What could be worse than a natural disaster coming through your area and seriously damaging your home? It seems that nothing could: you’ve got water or mud in your home, the roof is leaking (or has a big hole on it), and the siding is full of dents. You survived the storm and it can’t get worse than this. Or can it?
The only way to make that scenario worse is to get ripped off by a contractor that takes your insurance money and disappears into the night. It’s a sad story, but you hear about people getting ripped off after every single storm, tornado, or other natural disaster that hits a widespread areas. Con artists sweep in, grab as much money as they can, and disappear. And unfortunately, the insurance on your home doesn’t cover you in case of loss through fraud. It’s gone forever.
Photo by Piddelville via Flickr
The worst part about contractor fraud is getting ripped off for thousands of dollars and risking losing your home because you can’t repair it. The next worst part is that it is very simple to avoid getting ripped off.
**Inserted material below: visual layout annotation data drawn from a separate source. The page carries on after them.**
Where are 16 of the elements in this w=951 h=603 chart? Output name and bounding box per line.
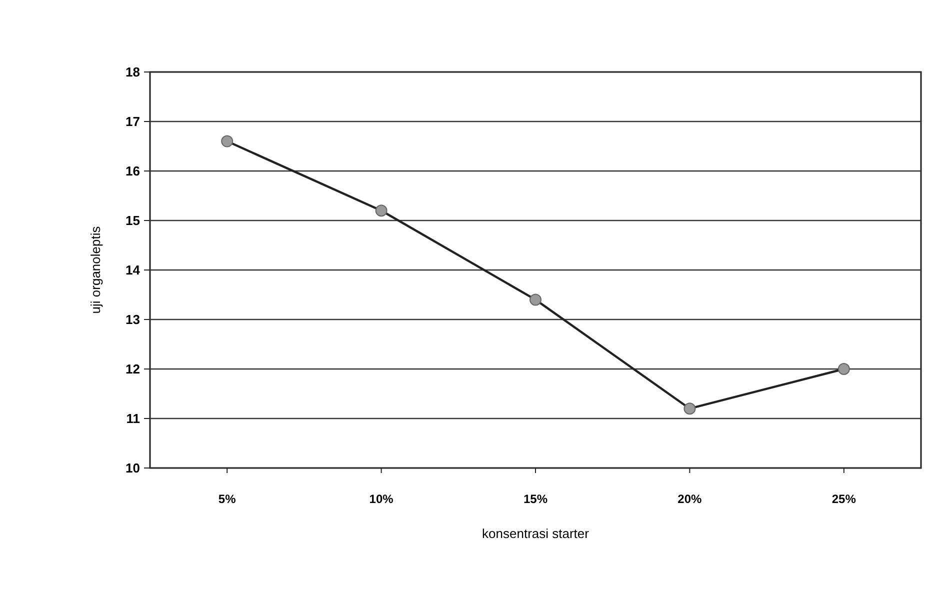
y-tick-label: 10 — [126, 460, 140, 476]
x-tick-label: 10% — [369, 492, 394, 506]
x-tick-label: 20% — [678, 492, 702, 506]
y-tick-label: 17 — [126, 114, 140, 130]
y-tick-label: 12 — [126, 362, 140, 377]
x-tick-label: 5% — [218, 492, 236, 506]
y-tick-label: 18 — [126, 64, 140, 80]
y-tick-label: 14 — [126, 262, 141, 278]
y-axis-title: uji organoleptis — [88, 226, 103, 314]
y-tick-label: 11 — [126, 411, 140, 426]
y-tick-label: 13 — [126, 312, 140, 328]
y-tick-label: 15 — [126, 213, 140, 228]
x-tick-label: 15% — [523, 492, 548, 506]
x-axis-title: konsentrasi starter — [482, 526, 590, 541]
y-tick-label: 16 — [126, 164, 140, 179]
x-tick-label: 25% — [832, 492, 856, 506]
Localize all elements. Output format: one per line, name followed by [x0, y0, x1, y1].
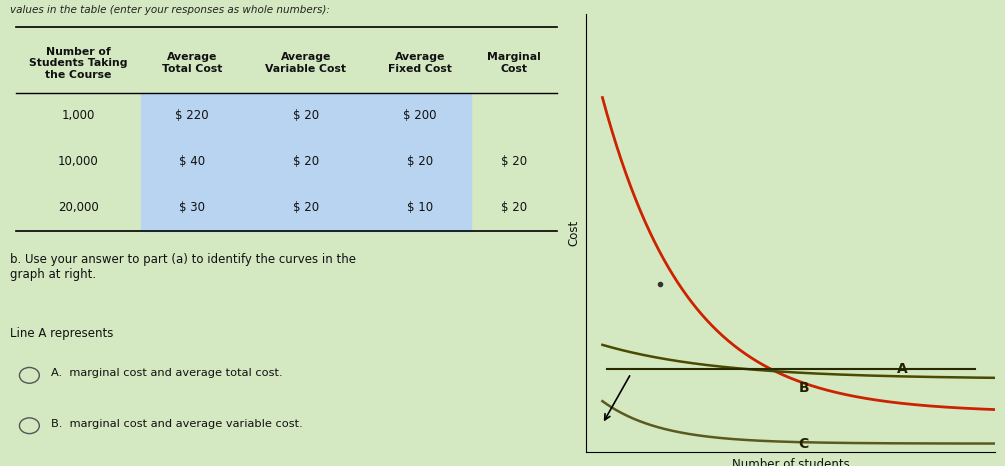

Don’t be shocked when con artists come knocking on your door after a natural disaster. Expect it and have questions ready for them. Any time something bad happens on a large scale your skepticism radar should be on high alert. If it sounds too good to be true, it probably is.
You’ve seen it before on the side of a truck “Licensed and Bonded”. Don’t work with a contractor that isn’t licensed or bonded. The license shows they are qualified to do the work, the bond shows they are legitimate and the job will be done (either by them or through a company the bond firm ends up paying to complete the job).
This is where it is easy to yawn and ignore the advice because it requires work. You should get 3-5 references from recent jobs the contractor completed. Don’t just ask for positive references. Ask to speak to someone that wasn’t 100% pleased with the work. They know who it is, and if they stand by their work they shouldn’t have a problem explaining the situation and letting you talk with the customer.
One key: once they give you references… check them!
Here’s how the scam works: truck pulls up to a storm ravaged area with a sign on the side of it and a ladder in the back. The “contractor” knocks on your door, promises you impossible things about when the work will be complete, how quickly, and how great of a job it will be. But they need to be able to buy the supplies up front to do the job. They’re willing to cut you a deal, but only if you pay 100% up front for not only the materials but the cost of the job. You happily hand over your check, so glad that you found a contractor before the rest of your city did. Your house is going to be done first!
And then the contractor never comes back. Your insurance money is gone… deposited into his bank account or cashed and sitting in his truck. You’ll never get it back, and the job will never be completed.
Instead of paying 100% up front, you should stagger your payments based on completion goals. Sure, you might cut a small portion up front to buy supplies, but that’s it. The next chunk of payment comes when the work is done, and the last chunk of payment comes when you are satisfied with the work. There are different schedules you can come up with, but the basic idea is to break up the money you give to the contractor based on the progress toward finishing the repairs on your home. That way if the job is left undone, you still have cash left over to hire a legitimate contractor to finish the job.